Michel Azanavicius fait le portrait en mots et en dessin d'Oleksyi, de Hhohhol, de Vira, de Reggae man, du Repenti, d'Angela, d'Oleg, de Kolya, du Zuckerberg ukrainien, de l'Homme qui se marre, de Sasha et de nombreux autres.
Ce livre est un bel objet qui se présente donc comme un carnet qui ressemble aux fameux carnets Moleskine. Les chapitres sont courts. Ils dressent chacun le portrait écrit et dessiné d'un soldat rencontré dans un train, dans un hôpital, dans un abri en sous-sol, sur la place d'un village, dans un bureau, dans un dédale de couloirs au pied d'un terril au milieu de nulle part...
Grâce à la simplicité de ses mots et la beauté de son coup de crayon réaliste et sans fioritures, les combattants que la guerre pourrait souvent déshumaniser, deviennent nos frères, nos soeurs. Tous sont émouvants et font face dignement à la situation qui fracasse leurs vies. Il n'est pas toujours aisé d'entrer dans leurs codes ou dans leurs têtes quand on a la chance de n'avoir jamais été confrontés à une guerre, mais leurs silences ou même leurs rires forcent le respect. Ce qui frappe, c'est leur sens profond de la fraternité (brahtik), ce concept qui les fait tenir pendant ces jours de malheur.
Les nombreux dessins nous permettent de rendre ces combattants vivants pour toujours.
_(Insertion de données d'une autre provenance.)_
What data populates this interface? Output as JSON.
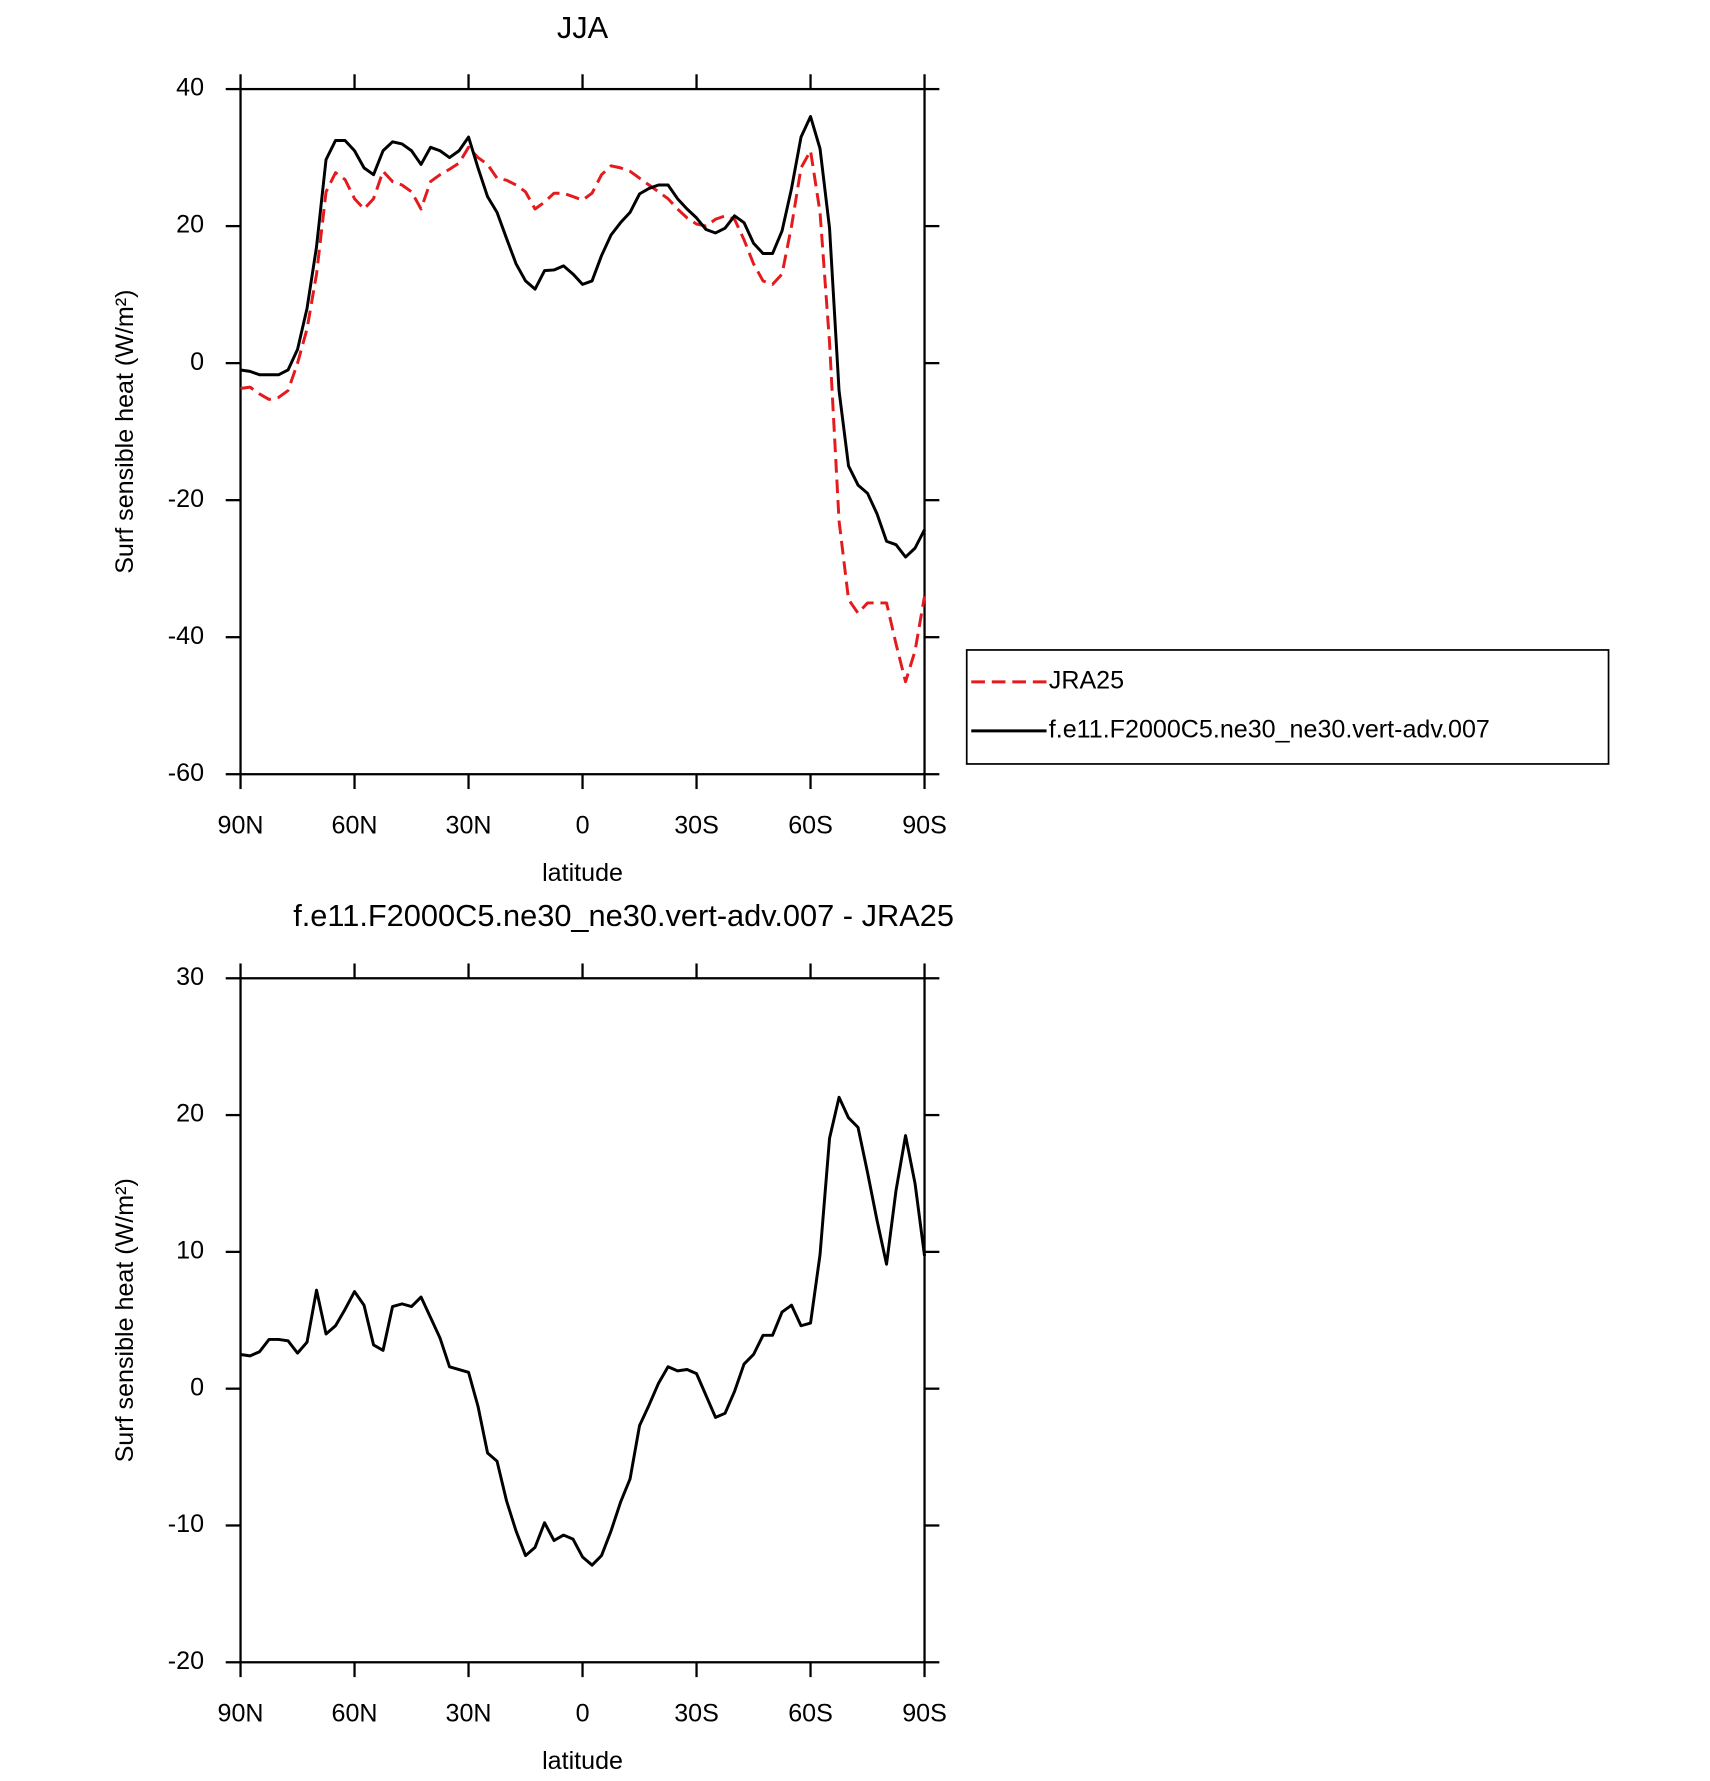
{
  "chart_data": [
    {
      "type": "line",
      "title": "JJA",
      "xlabel": "latitude",
      "ylabel": "Surf sensible heat (W/m²)",
      "x": [
        90,
        87.5,
        85,
        82.5,
        80,
        77.5,
        75,
        72.5,
        70,
        67.5,
        65,
        62.5,
        60,
        57.5,
        55,
        52.5,
        50,
        47.5,
        45,
        42.5,
        40,
        37.5,
        35,
        32.5,
        30,
        27.5,
        25,
        22.5,
        20,
        17.5,
        15,
        12.5,
        10,
        7.5,
        5,
        2.5,
        0,
        -2.5,
        -5,
        -7.5,
        -10,
        -12.5,
        -15,
        -17.5,
        -20,
        -22.5,
        -25,
        -27.5,
        -30,
        -32.5,
        -35,
        -37.5,
        -40,
        -42.5,
        -45,
        -47.5,
        -50,
        -52.5,
        -55,
        -57.5,
        -60,
        -62.5,
        -65,
        -67.5,
        -70,
        -72.5,
        -75,
        -77.5,
        -80,
        -82.5,
        -85,
        -87.5,
        -90
      ],
      "series": [
        {
          "name": "JRA25",
          "color": "#e41a1c",
          "dashed": true,
          "values": [
            -3.7,
            -3.5,
            -4.5,
            -5.3,
            -5,
            -4,
            0,
            5,
            13,
            25,
            27.8,
            26.8,
            24,
            22.5,
            24,
            28,
            26.5,
            26,
            25,
            22.5,
            26.5,
            27.5,
            28.3,
            29.2,
            31.5,
            30,
            29,
            27,
            26.7,
            26,
            25,
            22.5,
            23.5,
            24.8,
            24.8,
            24.3,
            23.8,
            24.8,
            27.5,
            28.8,
            28.5,
            28,
            27,
            26,
            25,
            24,
            22.5,
            21.2,
            20.3,
            20,
            21,
            21.5,
            21,
            18,
            14.5,
            12,
            11.5,
            13,
            20,
            28.5,
            31,
            22,
            3,
            -23,
            -34.5,
            -36.5,
            -35,
            -35,
            -35,
            -41,
            -46.5,
            -42,
            -34
          ]
        },
        {
          "name": "f.e11.F2000C5.ne30_ne30.vert-adv.007",
          "color": "#000000",
          "dashed": false,
          "values": [
            -1,
            -1.2,
            -1.7,
            -1.7,
            -1.7,
            -1,
            2,
            8,
            17,
            29.7,
            32.5,
            32.5,
            31,
            28.5,
            27.5,
            31,
            32.3,
            32,
            31,
            29,
            31.5,
            31,
            30,
            31,
            33,
            28.5,
            24.3,
            22,
            18.2,
            14.5,
            12,
            10.8,
            13.5,
            13.6,
            14.2,
            13,
            11.5,
            12,
            15.7,
            18.7,
            20.5,
            22,
            24.7,
            25.5,
            26,
            26,
            24,
            22.5,
            21.2,
            19.5,
            19,
            19.7,
            21.5,
            20.5,
            17.5,
            16,
            16,
            19.3,
            25.5,
            33,
            36,
            31.3,
            19.7,
            -4,
            -15,
            -17.8,
            -19,
            -22,
            -26,
            -26.5,
            -28.3,
            -27,
            -24.3
          ]
        }
      ],
      "xlim": [
        90,
        -90
      ],
      "xticks": [
        {
          "value": 90,
          "label": "90N"
        },
        {
          "value": 60,
          "label": "60N"
        },
        {
          "value": 30,
          "label": "30N"
        },
        0,
        {
          "value": -30,
          "label": "30S"
        },
        {
          "value": -60,
          "label": "60S"
        },
        {
          "value": -90,
          "label": "90S"
        }
      ],
      "ylim": [
        -60,
        40
      ],
      "yticks": [
        -60,
        -40,
        -20,
        0,
        20,
        40
      ],
      "legend": "right"
    },
    {
      "type": "line",
      "title": "f.e11.F2000C5.ne30_ne30.vert-adv.007 - JRA25",
      "xlabel": "latitude",
      "ylabel": "Surf sensible heat (W/m²)",
      "x": [
        90,
        87.5,
        85,
        82.5,
        80,
        77.5,
        75,
        72.5,
        70,
        67.5,
        65,
        62.5,
        60,
        57.5,
        55,
        52.5,
        50,
        47.5,
        45,
        42.5,
        40,
        37.5,
        35,
        32.5,
        30,
        27.5,
        25,
        22.5,
        20,
        17.5,
        15,
        12.5,
        10,
        7.5,
        5,
        2.5,
        0,
        -2.5,
        -5,
        -7.5,
        -10,
        -12.5,
        -15,
        -17.5,
        -20,
        -22.5,
        -25,
        -27.5,
        -30,
        -32.5,
        -35,
        -37.5,
        -40,
        -42.5,
        -45,
        -47.5,
        -50,
        -52.5,
        -55,
        -57.5,
        -60,
        -62.5,
        -65,
        -67.5,
        -70,
        -72.5,
        -75,
        -77.5,
        -80,
        -82.5,
        -85,
        -87.5,
        -90
      ],
      "values": [
        2.5,
        2.4,
        2.7,
        3.6,
        3.6,
        3.5,
        2.6,
        3.4,
        7.2,
        4,
        4.6,
        5.8,
        7.1,
        6.1,
        3.2,
        2.8,
        6,
        6.2,
        6,
        6.7,
        5.2,
        3.7,
        1.6,
        1.4,
        1.2,
        -1.3,
        -4.7,
        -5.3,
        -8.2,
        -10.4,
        -12.2,
        -11.6,
        -9.8,
        -11.1,
        -10.7,
        -11,
        -12.3,
        -12.9,
        -12.2,
        -10.4,
        -8.3,
        -6.6,
        -2.7,
        -1.2,
        0.4,
        1.6,
        1.3,
        1.4,
        1.1,
        -0.5,
        -2.1,
        -1.8,
        -0.2,
        1.8,
        2.5,
        3.9,
        3.9,
        5.6,
        6.1,
        4.6,
        4.8,
        9.8,
        18.3,
        21.3,
        19.8,
        19.1,
        15.8,
        12.3,
        9.1,
        14.5,
        18.5,
        15,
        9.7
      ],
      "color": "#000000",
      "xlim": [
        90,
        -90
      ],
      "xticks": [
        {
          "value": 90,
          "label": "90N"
        },
        {
          "value": 60,
          "label": "60N"
        },
        {
          "value": 30,
          "label": "30N"
        },
        0,
        {
          "value": -30,
          "label": "30S"
        },
        {
          "value": -60,
          "label": "60S"
        },
        {
          "value": -90,
          "label": "90S"
        }
      ],
      "ylim": [
        -20,
        30
      ],
      "yticks": [
        -20,
        -10,
        0,
        10,
        20,
        30
      ]
    }
  ]
}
Les expressions de leurs visages sont finement rendues, très émouvantes.
Ce n'est pas un livre vers lequel je serais spontanément allée, mais j'ai eu l'occasion de suivre l'un des entretiens que l'auteur a donnés.
Sa démarche, loin d'un quelconque voyeurisme où il se poserait en donneur de leçons, est plutôt emplie d'humilité, lui qui avoue avoir été réformé pour le service militaire, m'a convaincue.
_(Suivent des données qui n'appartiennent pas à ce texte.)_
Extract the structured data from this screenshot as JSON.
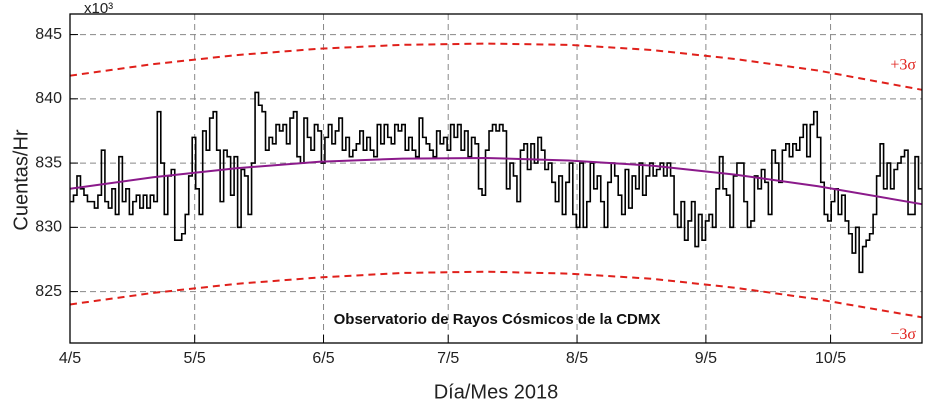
{
  "chart_data": {
    "type": "line",
    "y_label": "Cuentas/Hr",
    "x_label": "Día/Mes 2018",
    "y_multiplier": "x10³",
    "annotation": "Observatorio de Rayos Cósmicos de la CDMX",
    "xlim": [
      0,
      205
    ],
    "ylim": [
      821,
      846.6
    ],
    "xticks": [
      {
        "value": 0,
        "label": "4/5"
      },
      {
        "value": 30,
        "label": "5/5"
      },
      {
        "value": 61,
        "label": "6/5"
      },
      {
        "value": 91,
        "label": "7/5"
      },
      {
        "value": 122,
        "label": "8/5"
      },
      {
        "value": 153,
        "label": "9/5"
      },
      {
        "value": 183,
        "label": "10/5"
      }
    ],
    "yticks": [
      825,
      830,
      835,
      840,
      845
    ],
    "grid": true,
    "x": [
      0,
      20,
      40,
      60,
      80,
      100,
      120,
      140,
      160,
      180,
      205
    ],
    "series": [
      {
        "color": "#8b1a8b",
        "values": [
          833,
          833.9,
          834.6,
          835.1,
          835.35,
          835.4,
          835.2,
          834.8,
          834.1,
          833.2,
          831.8
        ]
      },
      {
        "name": "+3σ",
        "color": "#e0201b",
        "values": [
          841.8,
          842.7,
          843.4,
          843.9,
          844.2,
          844.3,
          844.2,
          843.8,
          843.1,
          842.2,
          840.7
        ]
      },
      {
        "name": "−3σ",
        "color": "#e0201b",
        "values": [
          824,
          824.9,
          825.6,
          826.1,
          826.45,
          826.55,
          826.4,
          826,
          825.3,
          824.4,
          823
        ]
      }
    ],
    "histogram": {
      "color": "#000000",
      "values": [
        832,
        832.5,
        834,
        833,
        832.5,
        832,
        832,
        831.5,
        832.5,
        836,
        832,
        831.5,
        833,
        831,
        835.5,
        832,
        833,
        831,
        832,
        832.5,
        831.5,
        832.5,
        831.5,
        832.5,
        832,
        839,
        835,
        831,
        834,
        834.5,
        829,
        829,
        829.5,
        831,
        834,
        837,
        833,
        831,
        837.5,
        836,
        838.5,
        839,
        836,
        832,
        836,
        835.5,
        832.5,
        835.5,
        830,
        834.5,
        834,
        831,
        835,
        840.5,
        839.5,
        839,
        836,
        837,
        836.5,
        838,
        837.5,
        838,
        836.5,
        838.5,
        839,
        835.5,
        835,
        838.5,
        837,
        836,
        838,
        837.5,
        835,
        837,
        838,
        836.5,
        837.5,
        838.5,
        836,
        837,
        835.5,
        836,
        836.5,
        837.5,
        836,
        837,
        836,
        835.5,
        838,
        836.5,
        838,
        837,
        836.5,
        838,
        837.5,
        838,
        836,
        837,
        836,
        835.5,
        838.5,
        837,
        836.5,
        836,
        835.5,
        837.5,
        836.5,
        837,
        836,
        838,
        837,
        838,
        836,
        837.5,
        835.5,
        837,
        836.5,
        833,
        832.5,
        836,
        837.5,
        838,
        837.5,
        838,
        837.5,
        833,
        835,
        834,
        832,
        836,
        836.5,
        834.5,
        836.5,
        835,
        837,
        836,
        834.5,
        835,
        833.5,
        832,
        834,
        831,
        833.5,
        835,
        831,
        830,
        835,
        830,
        832,
        835,
        833,
        834,
        832,
        830,
        833.5,
        835,
        834,
        832.5,
        831,
        834.5,
        831.5,
        834,
        833,
        835,
        832.5,
        834,
        835,
        834,
        834.5,
        835,
        834,
        835,
        834,
        831,
        830,
        832,
        829,
        830.5,
        832,
        828.5,
        831,
        829,
        830.5,
        831,
        830,
        833,
        835.5,
        833,
        832.5,
        830,
        834,
        835,
        835,
        832,
        830,
        830.5,
        834,
        833,
        834.5,
        833.5,
        831,
        836,
        835,
        833.5,
        836,
        836.5,
        835.5,
        836.5,
        836,
        837,
        838,
        835.5,
        838,
        839,
        837,
        833.5,
        831,
        830.5,
        832,
        833,
        831,
        832.5,
        830.5,
        829.5,
        828,
        830,
        826.5,
        828.5,
        829,
        829.5,
        831,
        834,
        836.5,
        833,
        835,
        833,
        834.5,
        835,
        835.5,
        836,
        831,
        831,
        835.5,
        833
      ]
    }
  }
}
Face à ces héros qui prennent leur destin en main dans des conditions terribles, il montre envers eux une certaine admiration empreinte de fraternité. Comme il l'écrit à propos de son livre, "A l'heure où il est publié, je ne sais pas qui, parmi eux, est encore en vie. Mais je sais ce que nous leur devons".
Un autre point m'a convaincue : Michel Hazanavicius est ambassadeur de l'association United 24, qui oeuvre à la défense et à la reconstruction de l'Ukraine et les droits du livre sont reversés à cette association.
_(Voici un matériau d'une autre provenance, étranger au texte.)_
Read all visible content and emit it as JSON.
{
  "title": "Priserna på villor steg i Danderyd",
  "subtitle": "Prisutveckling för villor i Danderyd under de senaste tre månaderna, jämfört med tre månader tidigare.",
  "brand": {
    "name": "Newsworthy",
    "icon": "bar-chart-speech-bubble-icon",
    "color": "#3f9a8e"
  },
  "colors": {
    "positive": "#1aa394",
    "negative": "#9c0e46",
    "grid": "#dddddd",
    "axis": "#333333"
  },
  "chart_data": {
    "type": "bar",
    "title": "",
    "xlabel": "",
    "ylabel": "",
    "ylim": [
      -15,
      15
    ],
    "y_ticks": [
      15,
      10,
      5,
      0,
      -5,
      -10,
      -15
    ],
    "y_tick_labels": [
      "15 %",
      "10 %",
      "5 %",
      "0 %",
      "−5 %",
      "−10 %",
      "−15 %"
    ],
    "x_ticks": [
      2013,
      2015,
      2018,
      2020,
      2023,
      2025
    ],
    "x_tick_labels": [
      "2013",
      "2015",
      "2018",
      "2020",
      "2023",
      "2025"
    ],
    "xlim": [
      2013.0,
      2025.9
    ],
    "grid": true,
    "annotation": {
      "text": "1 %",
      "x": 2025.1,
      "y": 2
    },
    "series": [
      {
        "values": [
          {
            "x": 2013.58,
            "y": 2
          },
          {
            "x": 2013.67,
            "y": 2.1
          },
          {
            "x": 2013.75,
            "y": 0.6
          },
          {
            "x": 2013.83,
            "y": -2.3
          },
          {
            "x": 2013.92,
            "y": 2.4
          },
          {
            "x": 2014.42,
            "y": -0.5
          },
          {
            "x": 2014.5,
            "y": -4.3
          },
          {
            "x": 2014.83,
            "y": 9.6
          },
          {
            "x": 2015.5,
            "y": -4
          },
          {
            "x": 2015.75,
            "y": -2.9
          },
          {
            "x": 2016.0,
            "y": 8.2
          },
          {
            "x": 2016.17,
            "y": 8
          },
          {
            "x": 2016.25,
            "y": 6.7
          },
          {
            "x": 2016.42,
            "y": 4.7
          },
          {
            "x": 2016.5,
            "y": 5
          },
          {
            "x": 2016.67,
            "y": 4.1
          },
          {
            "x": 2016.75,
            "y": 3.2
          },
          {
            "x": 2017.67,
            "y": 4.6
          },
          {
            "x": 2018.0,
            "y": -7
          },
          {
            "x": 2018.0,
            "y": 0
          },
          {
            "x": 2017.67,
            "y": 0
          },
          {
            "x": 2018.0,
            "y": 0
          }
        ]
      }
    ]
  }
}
L'extrême humanité de son dernier film d'animation que j'ai eu la joie d'aller voir au cinéma avec mon fils autour de Noël dernier, La Plus Précieuse des Marchandises, un conte qui dénonce l'absurdité des guerres, a aussi beaucoup compté dans ce choix de lecture que je vous recommande vivement.
A bientôt pour d'autres lectures.
eMmA MessanA
La démarche, évidente une fois énoncée, me rappelle si besoin était à quel point je n'y connais rien à la chose militaire. Réformé P4, je n'ai jamais eu d'attirance pour la guerre, et là, clairement, ma virginité en la matière me saute au visage.
p. 38
J'ai l'imprression qu'ici tout le monde a une histoire à raconter. La guerre a plongé les gens ordinaires dans l'extraordinaire.
Il m'a raconté qu'il avai dû prendre les armes, avec d'autres gars du quartier, contre les Russes. Il avait tiré sur eux. Il m'a montré une photo sur son téléphone, où on le voyait avec ses potes, l'arme au poing et le sourire aux lèvres, prêt à aller se battre. Et puis il a rangé son téléphone, et il a ajouté d'un air pensif : "C'est quand même un truc bizarre dans une vie, de devoir faire la guerre... Jamais j'aurais pensé que ça pouvait m'arriver..."
Au plus profond de moi, j'ai ressenti que je pourrais dire cette phrase un jour. Que nous tous pourrions la dire un jour. Dans cette petite phrase, cette manière si simple de raconter ce qu'il avait vécu, je nous ai reconnus.